Shuttle SD31P : Dual Core INside

Merci à :

Asus, Materiel.net, NVIDIA, Shuttle

Rédigé par David Legrand
Le 30 juin 2005


Nouveau chipset, nouveau Shuttle…

Un des slogans de Shuttle était « Shuttle innovates, others follow ». Comprenez par là que le Taïwanais se positionne en leader technologique du marché. Néanmoins, force est de constater qu’il semble aussi suivre… les fabricants de chipset (surtout Intel d’ailleurs).

Ainsi comme nous l’avions mentionné dans notre précédent comparatif de minis PC multimédias, plutôt que de chercher à sortir des produits à l’intérêt certain pour le consommateur, basés sur le meilleur du marché, en essayant de regrouper ses bonnes idées, le constructeur préfère de loin caler sa gamme de produit sur l’offre des chipsets profitant ainsi du marketing qui se fait autour de ces derniers.

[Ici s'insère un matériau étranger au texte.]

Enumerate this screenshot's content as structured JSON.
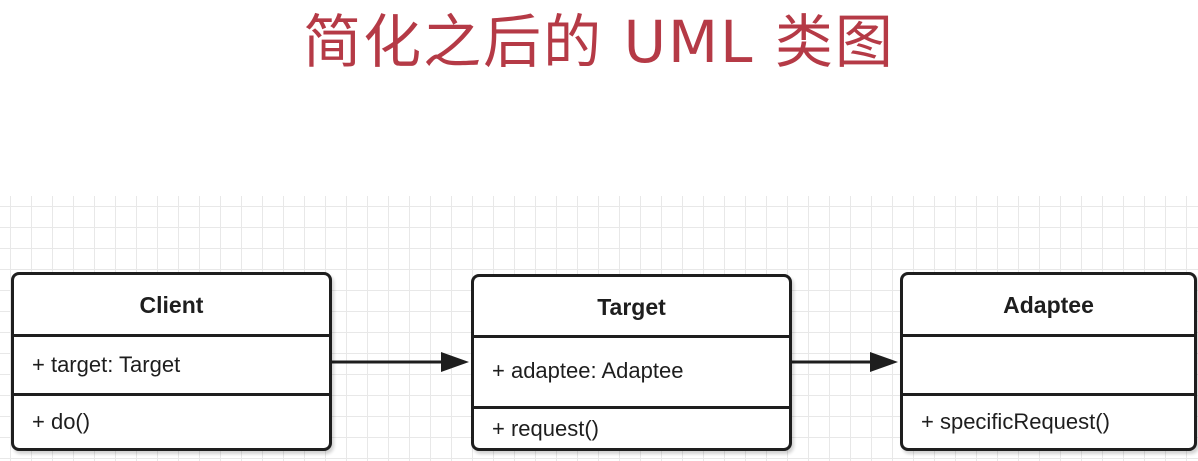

Toujours pas de Shuttle Pentium M ni de nouveau XPC à base d’AMD socket 939 enfin bien abouti (utilisant pleinement le nForce 4 par exemple…) pour le moment donc, nous faisons aujourd’hui place au SD31P à base d’i945G et d’ICH7-R compatible avec les derniers Pentium D du géant de Santa Clara.

Pour information du côté Athlon X2, ces derniers sont supportés par les générations précédentes de Shuttle à savoir le ST20G5 et le SN25P qui se sont vus affublés récemment d’un nouveau BIOS. Mais vu le prix de ces processeurs, je ne pense pas que les foules se déplacent en masse…

Partons maintenant en expédition afin d’analyser cette nouvelle bête et voir si le constructeur à eu raison de faire, une fois de plus, le choix de la toute dernière technologie…

Let’s go dude !

Hey ! Elle est où la belle famille sur la boîte ?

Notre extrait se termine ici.